Japan is a suitable and reliable place for international arbitration. But just like ordering Fugu (Japanese poisonous puffer fish), it pays to know exactly what you’re biting into.

THE TABLE IS SET

The Japanese arbitration law is based on the UNCITRAL Model Law of 1985 and is generally compatible with the arbitration laws of modern arbitration jurisdictions, Australia included. You can be comfortable that procedural aspects of an arbitration will reflect current international arbitration practice. Recent amendments to the Japanese Commercial Arbitration Association’s arbitration rules have made arbitration in Japan even more palatable.

A DIFFERENT WAY OF EATING

Keep in mind Japan is a civil law country. If the arbitration is in Japan and the agreement governed by Japanese law the arbitral tribunal could include Japanese (or other civil) lawyers, and what happened during negotiations before the contract is signed is likely to play a bigger role in the dispute than it otherwise would in Australia and other common law countries. Having civil lawyers on the arbitration panel will also affect strategy as to how the arbitration is run, including the level of detail of initial pleadings and how written arguments and evidence are presented.

If the tribunal is led by Japanese lawyers, the process of exchanging documents and its scope may be narrower and closer to Japanese civil procedure, where only specific documents or very limited categories of documents are swapped. This is in stark contrast to the United States and (to a lesser extent) Australian styles of disclosure.

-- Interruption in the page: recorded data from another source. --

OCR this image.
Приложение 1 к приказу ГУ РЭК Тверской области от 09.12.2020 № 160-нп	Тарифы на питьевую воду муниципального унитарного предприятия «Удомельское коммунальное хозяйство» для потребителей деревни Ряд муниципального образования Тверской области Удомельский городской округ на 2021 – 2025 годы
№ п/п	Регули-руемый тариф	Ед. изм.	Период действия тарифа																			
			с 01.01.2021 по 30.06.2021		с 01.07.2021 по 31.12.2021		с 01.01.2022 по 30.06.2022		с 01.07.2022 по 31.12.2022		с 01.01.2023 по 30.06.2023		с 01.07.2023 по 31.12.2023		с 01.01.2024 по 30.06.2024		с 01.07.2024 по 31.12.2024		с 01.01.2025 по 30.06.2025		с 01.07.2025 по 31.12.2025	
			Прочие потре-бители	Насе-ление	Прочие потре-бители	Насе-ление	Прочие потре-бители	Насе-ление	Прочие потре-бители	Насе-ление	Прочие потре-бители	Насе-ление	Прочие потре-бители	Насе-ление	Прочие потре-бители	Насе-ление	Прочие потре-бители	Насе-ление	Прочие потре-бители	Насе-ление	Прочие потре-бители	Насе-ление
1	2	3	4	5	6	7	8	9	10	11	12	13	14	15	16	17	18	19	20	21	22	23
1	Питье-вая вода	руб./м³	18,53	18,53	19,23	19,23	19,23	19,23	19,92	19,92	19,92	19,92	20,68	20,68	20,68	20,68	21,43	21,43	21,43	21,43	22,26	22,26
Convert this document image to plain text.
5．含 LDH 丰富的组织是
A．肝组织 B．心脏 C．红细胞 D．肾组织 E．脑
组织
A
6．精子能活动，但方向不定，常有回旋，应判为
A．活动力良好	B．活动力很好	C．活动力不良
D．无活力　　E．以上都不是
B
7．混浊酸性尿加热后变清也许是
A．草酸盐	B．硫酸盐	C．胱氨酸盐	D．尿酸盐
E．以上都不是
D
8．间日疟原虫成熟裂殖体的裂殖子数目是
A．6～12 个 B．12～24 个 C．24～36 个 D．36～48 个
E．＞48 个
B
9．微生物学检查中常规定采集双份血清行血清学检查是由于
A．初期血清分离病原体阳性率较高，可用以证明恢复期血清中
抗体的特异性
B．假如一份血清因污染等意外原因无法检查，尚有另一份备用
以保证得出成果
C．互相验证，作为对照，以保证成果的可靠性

The advantage is that a more limited document production process can make the arbitration faster and keep costs down. On the flip side, in arbitrations involving Japan many of the relevant documents are likely to be in Japanese. What to translate, and the time and cost of review and translation, must be planned for.

Also be aware that there are no laws providing for legal privilege in Japan. Nor is there “without prejudice” privilege. This doesn’t mean that in international arbitrations involving Japan, documents between lawyers and clients or “without prejudice” communications must be handed over. However, different considerations will apply in arguing for their protection compared to litigation in Australia or arbitrations that involve only countries that recognise legal privilege.

JUDGING THE MEAL

Japan’s Courts are traditionally supportive of arbitration, recognise valid arbitration agreements and are reluctant to intervene. This generally means a procedurally smooth arbitration. But, if a problem does arise that requires Court assistance, there is less case law than in other countries and no specialist arbitration judges.

MAKING SURE YOU GET DESSERT

There are no express restrictions in Japan’s arbitration laws as to the types of relief that an arbitral tribunal can award. Where the substantive law of the arbitration allows what you are seeking – arbitrators are able to grant those remedies. The only exception is where those remedies are in violation of Japan’s public policy (punitive damages, for example).

Japanese courts are not known to be interventionist, and only in the rarest instance would set aside an arbitral award rendered in Japan.

Like the country itself, arbitration in Japan is modern, safe and reliable, but it does have a few quirks. Overall it is an appetising place for arbitration. When an agreement to arbitrate in Japan is put on the table for your next deal, knowing what is involved will make any potential dispute easier to digest.